Happy Thanksgiving guys!!
Vegetarian Nut Loaf
- * 2 large onions finely chopped
- * 2 cloves of garlic minced
- * 1 ¼ cup chopped mushrooms any kind you like
- * 1 tbsp butter or coconut oil
- * 1 cup carrot finely chopped
- * 1 cup celery finely chopped
- * 4 eggs you can get away with 3, but 4 is best
- * ½ cup cashews
- * ¼ cup sundried tomatoes soaked in water
- * 1 can artichoke hearts
- * 1 cup almond flour
- * 1 tsp coconut aminos or Braggs amino acid
- * 1 tsp Worcestershire sauce
- * ½ tsp dried basil
- * ½ tsp dried oregano
- * salt and pepper to taste
- Preheat oven to 350 and grease 2 loaf tins or line with wax paper. Run the carrots, celery, cashews, sundried tomatoes, and onions through a food processor to get them finely chopped (or do it by hand).
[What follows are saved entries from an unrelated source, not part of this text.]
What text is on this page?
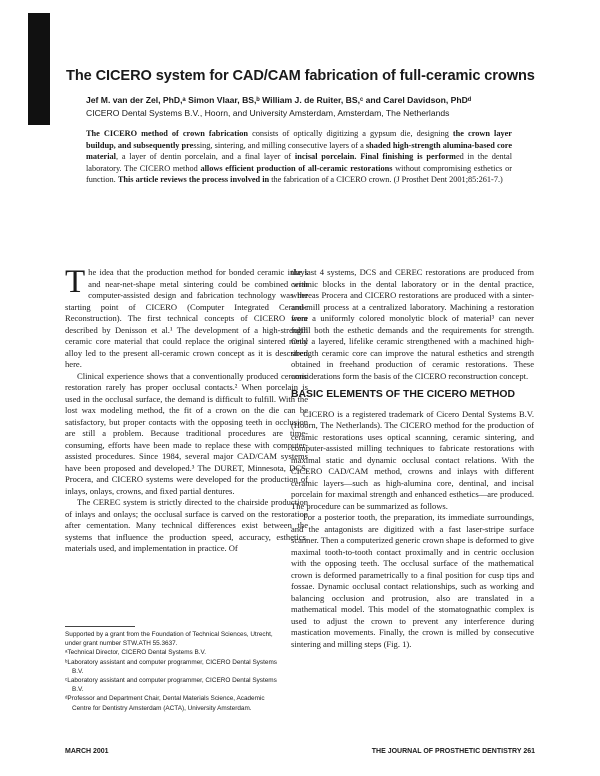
The CICERO system for CAD/CAM fabrication of full-ceramic crowns
Jef M. van der Zel, PhD,ᵃ Simon Vlaar, BS,ᵇ William J. de Ruiter, BS,ᶜ and Carel Davidson, PhDᵈ
CICERO Dental Systems B.V., Hoorn, and University Amsterdam, Amsterdam, The Netherlands
The CICERO method of crown fabrication consists of optically digitizing a gypsum die, designing the crown layer buildup, and subsequently pressing, sintering, and milling consecutive layers of a shaded high-strength alumina-based core material, a layer of dentin porcelain, and a final layer of incisal porcelain. Final finishing is performed in the dental laboratory. The CICERO method allows efficient production of all-ceramic restorations without compromising esthetics or function. This article reviews the process involved in the fabrication of a CICERO crown. (J Prosthet Dent 2001;85:261-7.)

The idea that the production method for bonded ceramic inlays and near-net-shape metal sintering could be combined with computer-assisted design and fabrication technology was the starting point of CICERO (Computer Integrated Ceramic Reconstruction). The first technical concepts of CICERO were described by Denisson et al.¹ The development of a high-strength ceramic core material that could replace the original sintered metal alloy led to the present all-ceramic crown concept as it is described here.

Clinical experience shows that a conventionally produced ceramic restoration rarely has proper occlusal contacts.² When porcelain is used in the occlusal surface, the demand is difficult to fulfill. With the lost wax modeling method, the fit of a crown on the die can be satisfactory, but proper contacts with the opposing teeth in occlusion are still a problem. Because traditional procedures are time-consuming, efforts have been made to replace these with computer-assisted procedures. Since 1984, several major CAD/CAM systems have been proposed and developed.³ The DURET, Minnesota, DCS, Procera, and CICERO systems were developed for the production of inlays, onlays, crowns, and fixed partial dentures.

The CEREC system is strictly directed to the chairside production of inlays and onlays; the occlusal surface is carved on the restoration after cementation. Many technical differences exist between the systems that influence the production speed, accuracy, esthetics, materials used, and implementation in practice. Of

the last 4 systems, DCS and CEREC restorations are produced from ceramic blocks in the dental laboratory or in the dental practice, whereas Procera and CICERO restorations are produced with a sinter-and-mill process at a centralized laboratory. Machining a restoration from a uniformly colored monolytic block of material³ can never fulfill both the esthetic demands and the requirements for strength. Only a layered, lifelike ceramic strengthened with a machined high-strength ceramic core can improve the natural esthetics and strength obtained in freehand production of ceramic restorations. These considerations form the basis of the CICERO reconstruction concept.

BASIC ELEMENTS OF THE CICERO METHOD

CICERO is a registered trademark of Cicero Dental Systems B.V. (Hoorn, The Netherlands). The CICERO method for the production of ceramic restorations uses optical scanning, ceramic sintering, and computer-assisted milling techniques to fabricate restorations with maximal static and dynamic occlusal contact relations. With the CICERO CAD/CAM method, crowns and inlays with different ceramic layers—such as high-alumina core, dentinal, and incisal porcelain for maximal strength and enhanced esthetics—are produced. The procedure can be summarized as follows.

For a posterior tooth, the preparation, its immediate surroundings, and the antagonists are digitized with a fast laser-stripe surface scanner. Then a computerized generic crown shape is deformed to give maximal tooth-to-tooth contact proximally and in centric occlusion with the opposing teeth. The occlusal surface of the mathematical crown is deformed parametrically to a final position for cusp tips and fossae. Dynamic occlusal contact relationships, such as working and balancing occlusion and protrusion, also are translated in a mathematical model. This model of the stomatognathic complex is used to adjust the crown to prevent any interference during mastication movements. Finally, the crown is milled by consecutive sintering and milling steps (Fig. 1).

Supported by a grant from the Foundation of Technical Sciences, Utrecht, under grant number STW.ATH 55.3637.

ᵃTechnical Director, CICERO Dental Systems B.V.

ᵇLaboratory assistant and computer programmer, CICERO Dental Systems B.V.

ᶜLaboratory assistant and computer programmer, CICERO Dental Systems B.V.

ᵈProfessor and Department Chair, Dental Materials Science, Academic Centre for Dentistry Amsterdam (ACTA), University Amsterdam.

MARCH 2001	THE JOURNAL OF PROSTHETIC DENTISTRY 261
- In a pan add onion, garlic, and oil or butter and sauté until translucent.
- Add the chopped mushrooms carrots, celery, cashews, and sundried tomatoes and cook for a few more minutes. Mix in the Worcestershire and coconut aminos to taste.
- Combine all ingredients in a large bowl and add the almond flour and eggs and mix well then add mixture to baking pans.
- Bake at 350F for 40 mins or until brown on top. Let stand for 10 minutes before slicing it.